In una lettera firmata da Mariangela Rustico, coordinatrice dei Circoli del P.D. di zona 9, il centrosinistra rivendica il merito di essere stato l’unico a sostenere con fatti concreti, l’associazione Sos racket e usura. Testualmente viene detto: ” Il Consiglio di zona 9 lo scorso luglio ha deliberato l’assegnazione di una sede in zona 9 e insieme a Manzi ha condiviso i criteri di individuazione della sede. Certamente i problemi da lui denunciati sono enormi, e la politica deve affrontarli a viso aperto. Le delibere di zona 9 a favore di Manzi e della sua battaglia, testimoniano i nostri sforzi, e l’ attività di informazione sono il segno, certamente non sufficente, di quale sia la nostra battaglia politica. Come Partito Democratico di zona 9, la decisione di Manzi ci dispiace e ancor di più ci colpisce, la solitudine che lui denuncia.”

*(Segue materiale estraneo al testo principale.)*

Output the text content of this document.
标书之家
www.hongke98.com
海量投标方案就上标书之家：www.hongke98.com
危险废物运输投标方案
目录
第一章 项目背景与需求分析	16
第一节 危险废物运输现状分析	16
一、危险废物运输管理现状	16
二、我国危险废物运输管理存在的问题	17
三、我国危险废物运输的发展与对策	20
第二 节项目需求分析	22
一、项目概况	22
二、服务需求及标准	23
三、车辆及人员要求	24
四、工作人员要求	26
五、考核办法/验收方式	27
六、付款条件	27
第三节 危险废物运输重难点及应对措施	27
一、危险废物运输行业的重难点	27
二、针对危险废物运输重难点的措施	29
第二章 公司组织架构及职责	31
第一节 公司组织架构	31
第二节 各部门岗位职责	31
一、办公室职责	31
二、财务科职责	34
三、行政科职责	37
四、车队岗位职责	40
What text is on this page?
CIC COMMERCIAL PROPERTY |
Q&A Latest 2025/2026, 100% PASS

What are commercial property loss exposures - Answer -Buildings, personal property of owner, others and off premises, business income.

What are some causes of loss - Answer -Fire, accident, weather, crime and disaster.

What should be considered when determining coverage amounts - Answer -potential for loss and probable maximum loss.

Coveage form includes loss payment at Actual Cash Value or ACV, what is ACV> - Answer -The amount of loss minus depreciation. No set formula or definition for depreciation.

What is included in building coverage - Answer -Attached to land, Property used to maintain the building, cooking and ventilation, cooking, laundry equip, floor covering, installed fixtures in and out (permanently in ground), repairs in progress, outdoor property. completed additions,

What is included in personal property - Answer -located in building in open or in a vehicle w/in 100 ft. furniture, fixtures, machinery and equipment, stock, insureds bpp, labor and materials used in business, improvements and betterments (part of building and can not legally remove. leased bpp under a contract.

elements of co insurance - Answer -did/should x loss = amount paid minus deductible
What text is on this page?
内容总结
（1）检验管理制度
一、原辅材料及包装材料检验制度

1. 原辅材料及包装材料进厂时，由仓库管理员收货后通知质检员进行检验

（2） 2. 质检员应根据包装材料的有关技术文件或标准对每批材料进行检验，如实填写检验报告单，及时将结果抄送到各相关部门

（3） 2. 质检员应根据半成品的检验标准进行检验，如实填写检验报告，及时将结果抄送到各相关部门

Tutto vero quanto da loro scritto, ma la verità è un’ altra, e sono quì a spiegarvela. Perchè non dicono che la sede che ci “avrebbero” assegnato, l’ avremmo potuta usufruire solo un periodo di 90 giorni, eventualmente rinnovabili? Perché non dicono che l’avremmo dovuta condividere con l’ associazione pensionati C.G.I.L.? Perché non dicono che si sono rifiutati di prendere una posizione politica sul fatto da noi denunciato che ad amministrare il super condominio di via Ciriè, fosse il marito di una importante dirigente Aler addetta proprio alla lotta all’ abusivismo? Nulla, ancora, è stato detto sul grave conflitto di interessi che in maniera palese vi era?Perché non spiegano che già due anni prima della nostra denuncia sul racket degli alloggi, il Partito Democratico era a conoscenza del fatto che il clan Pesco-Priolo-Cardinale, si occupava del racket degli alloggi? Perché non ci dicono per quale motivo hanno taciuto ed ignorato le decine di segnalazioni firmate a loro giunte dai residenti di via Padre Luigi Monti e mai inoltrate all’ Autorità Giudiziaria?

Il Partito Democratico milanese da anni sapeva quello che succedeva e succede ancora nei quartieri popolari di Milano; conoscono i nomi dei signori del racket degli alloggi. Lo sapeva anche Aldo Ugliano, che già nel 2005 chiedeva su via Padre luigi Monti una commissione di inchiesta conoscitiva. Dove era il Partito Democratico,quando nei nostri presidi nei quartieri venivamo insultati e minacciati dai clan che gestivano e gestiscono il racket degli alloggi? Perché il Segretario generale del Sunia, uomo del P.D. Stefano Chiappelli,non spiega pubblicamente il motivo per il quale dopo avere annunciato molti mesi fa la distribuzione dei nostri questionari agli oltre 80.000 intestatari degli alloggi di edilizia popolare,ha inspiegabilmente fatto marcia indietro? Forse perche’ poteva emergere il fatto che i residenti da anni segnalano a tutte le forze politiche di milano (quindi compreso il partito democratico) che vivono ostaggi della criminalita’ organizzata e che nessuno ha mai fatto nulla di concreto?Nei nostri presidi regolarmente ci hanno messo la faccia solo pochissimi esponenti dell’opposizione,come i consiglieri Franco Tucci o Giorgio Poidomani, del Consiglio di zona 9, Giulio Cavalli Consigliere Regionale I.D.V e Carmela Rozza del Pd. Questa e’ la verita’ che la nostra asociazione ha vissuto sopratutto in quest’ultimo anno.Quando si fa della lotta alla mafia la propia campagna elettorale ,bisogna metterci la faccia,cari dirigenti del partito democratico milanese, non esprimere solidarieta’,perche’ di quella la nostra associazione ed i cittadini non ne hanno bisogno.Alle persone anziane che da anni vi scrivono,che hanno paura,che non vanno in vacanza o in ospedale per paura che gli occupano la casa, non importa nulla.Se pensavate che con l’assegnazione della sede alla nostra associazione,vi sareste lavati le coscienze su quello che sapevate e taciuto,avete miseramente fallito.Se pensavate di raccogliere voti sfruttando la nostra associazione,nei quartieri dove noi e ripeto solo noi abbiamo fatto emergere questo scandalo,avete sbagliato.Che queste mie parole amare facciano comprendere alle nuove leve del P D ,che non sto dando lezioni di moralita’,ma soltanto raccontando quello che abbiamo vissuto nella solitudine istituzionale nella nuova terra della N’drangheta,la Regione Lombardia,dove oramai si raccontano le menzogne.